How wise we humans would be if we could somehow find a way to harvest all that trees have witnessed in their eons on earth. Between Neeson’s deep-bass voiceover and Oriol Tarragó’s elaborate, ever-splintering sound design, this mostly-animatronic “monster” may seem vaguely intimidating at times, but is ultimately a benevolent creature with a friendly enough pact to offer: The tree, who always visits at precisely the same time (12:07, his own personal witching hour), will tell Conor three stories, and once it has finished, the boy must offer one of his own — or else … well, the movie never quite establishes what the stakes might be if Conor doesn’t comply, thereby sapping any notion of suspense. The all-important priority is that Conor must speak his own truth — which is to say, he must confront the nightmare that has been troubling him all this time.

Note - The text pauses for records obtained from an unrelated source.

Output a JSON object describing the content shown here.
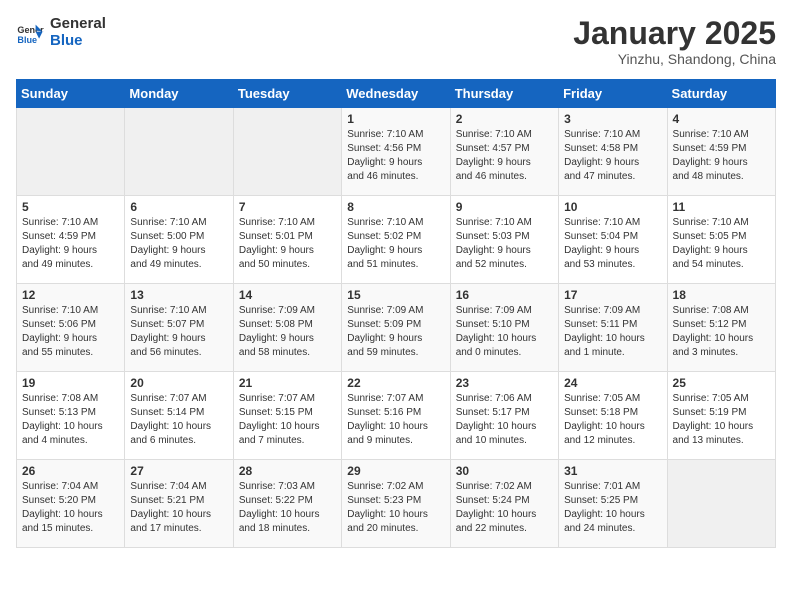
{
  "header": {
    "logo_general": "General",
    "logo_blue": "Blue",
    "month_title": "January 2025",
    "location": "Yinzhu, Shandong, China"
  },
  "days_of_week": [
    "Sunday",
    "Monday",
    "Tuesday",
    "Wednesday",
    "Thursday",
    "Friday",
    "Saturday"
  ],
  "weeks": [
    [
      {
        "day": "",
        "info": ""
      },
      {
        "day": "",
        "info": ""
      },
      {
        "day": "",
        "info": ""
      },
      {
        "day": "1",
        "info": "Sunrise: 7:10 AM\nSunset: 4:56 PM\nDaylight: 9 hours\nand 46 minutes."
      },
      {
        "day": "2",
        "info": "Sunrise: 7:10 AM\nSunset: 4:57 PM\nDaylight: 9 hours\nand 46 minutes."
      },
      {
        "day": "3",
        "info": "Sunrise: 7:10 AM\nSunset: 4:58 PM\nDaylight: 9 hours\nand 47 minutes."
      },
      {
        "day": "4",
        "info": "Sunrise: 7:10 AM\nSunset: 4:59 PM\nDaylight: 9 hours\nand 48 minutes."
      }
    ],
    [
      {
        "day": "5",
        "info": "Sunrise: 7:10 AM\nSunset: 4:59 PM\nDaylight: 9 hours\nand 49 minutes."
      },
      {
        "day": "6",
        "info": "Sunrise: 7:10 AM\nSunset: 5:00 PM\nDaylight: 9 hours\nand 49 minutes."
      },
      {
        "day": "7",
        "info": "Sunrise: 7:10 AM\nSunset: 5:01 PM\nDaylight: 9 hours\nand 50 minutes."
      },
      {
        "day": "8",
        "info": "Sunrise: 7:10 AM\nSunset: 5:02 PM\nDaylight: 9 hours\nand 51 minutes."
      },
      {
        "day": "9",
        "info": "Sunrise: 7:10 AM\nSunset: 5:03 PM\nDaylight: 9 hours\nand 52 minutes."
      },
      {
        "day": "10",
        "info": "Sunrise: 7:10 AM\nSunset: 5:04 PM\nDaylight: 9 hours\nand 53 minutes."
      },
      {
        "day": "11",
        "info": "Sunrise: 7:10 AM\nSunset: 5:05 PM\nDaylight: 9 hours\nand 54 minutes."
      }
    ],
    [
      {
        "day": "12",
        "info": "Sunrise: 7:10 AM\nSunset: 5:06 PM\nDaylight: 9 hours\nand 55 minutes."
      },
      {
        "day": "13",
        "info": "Sunrise: 7:10 AM\nSunset: 5:07 PM\nDaylight: 9 hours\nand 56 minutes."
      },
      {
        "day": "14",
        "info": "Sunrise: 7:09 AM\nSunset: 5:08 PM\nDaylight: 9 hours\nand 58 minutes."
      },
      {
        "day": "15",
        "info": "Sunrise: 7:09 AM\nSunset: 5:09 PM\nDaylight: 9 hours\nand 59 minutes."
      },
      {
        "day": "16",
        "info": "Sunrise: 7:09 AM\nSunset: 5:10 PM\nDaylight: 10 hours\nand 0 minutes."
      },
      {
        "day": "17",
        "info": "Sunrise: 7:09 AM\nSunset: 5:11 PM\nDaylight: 10 hours\nand 1 minute."
      },
      {
        "day": "18",
        "info": "Sunrise: 7:08 AM\nSunset: 5:12 PM\nDaylight: 10 hours\nand 3 minutes."
      }
    ],
    [
      {
        "day": "19",
        "info": "Sunrise: 7:08 AM\nSunset: 5:13 PM\nDaylight: 10 hours\nand 4 minutes."
      },
      {
        "day": "20",
        "info": "Sunrise: 7:07 AM\nSunset: 5:14 PM\nDaylight: 10 hours\nand 6 minutes."
      },
      {
        "day": "21",
        "info": "Sunrise: 7:07 AM\nSunset: 5:15 PM\nDaylight: 10 hours\nand 7 minutes."
      },
      {
        "day": "22",
        "info": "Sunrise: 7:07 AM\nSunset: 5:16 PM\nDaylight: 10 hours\nand 9 minutes."
      },
      {
        "day": "23",
        "info": "Sunrise: 7:06 AM\nSunset: 5:17 PM\nDaylight: 10 hours\nand 10 minutes."
      },
      {
        "day": "24",
        "info": "Sunrise: 7:05 AM\nSunset: 5:18 PM\nDaylight: 10 hours\nand 12 minutes."
      },
      {
        "day": "25",
        "info": "Sunrise: 7:05 AM\nSunset: 5:19 PM\nDaylight: 10 hours\nand 13 minutes."
      }
    ],
    [
      {
        "day": "26",
        "info": "Sunrise: 7:04 AM\nSunset: 5:20 PM\nDaylight: 10 hours\nand 15 minutes."
      },
      {
        "day": "27",
        "info": "Sunrise: 7:04 AM\nSunset: 5:21 PM\nDaylight: 10 hours\nand 17 minutes."
      },
      {
        "day": "28",
        "info": "Sunrise: 7:03 AM\nSunset: 5:22 PM\nDaylight: 10 hours\nand 18 minutes."
      },
      {
        "day": "29",
        "info": "Sunrise: 7:02 AM\nSunset: 5:23 PM\nDaylight: 10 hours\nand 20 minutes."
      },
      {
        "day": "30",
        "info": "Sunrise: 7:02 AM\nSunset: 5:24 PM\nDaylight: 10 hours\nand 22 minutes."
      },
      {
        "day": "31",
        "info": "Sunrise: 7:01 AM\nSunset: 5:25 PM\nDaylight: 10 hours\nand 24 minutes."
      },
      {
        "day": "",
        "info": ""
      }
    ]
  ]
}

For the tree’s first two tales, Bayona has enlisted Headless animation director Adrián García, who supplies a pair of sublime visual sequences to accompany a pair of stories which wouldn’t be all that interesting otherwise. The first toys with fairy-tale clichés, attempting to dismantle the Prince Charming myth, while the second is a tragic account of hypocrisy in the face of medieval faith — and though neither Conor nor audiences can immediately make sense of why we’re hearing this, García’s work elevates these scenes into exquisite artistic interludes, in which what appears to be some combination of wet ink and watercolor comes to life before our eyes.
By the third story, which begins promisingly enough — “There was once an invisible man who had grown tired of being unseen” — Bayona has either ran out of budget or time, and so we remain stuck in Conor’s fraying reality, which, of course, is what most needs mending. The boy is angry, beset by bullies, overwhelmed by grief, and desperately in need of an outlet. And yet, only he is blind to his situation. His mother, father, grandmother, and the entire audience recognize his pain and anticipate the film’s big, tear-jerky reveal from miles away. We’ve heard the same lesson countless times before in other movies, and though it’s certainly impressive to see Conor’s anxieties manifest themselves in such a stunning Ent-like being, as monsters go, Bayona’s creation is all bark and no bite.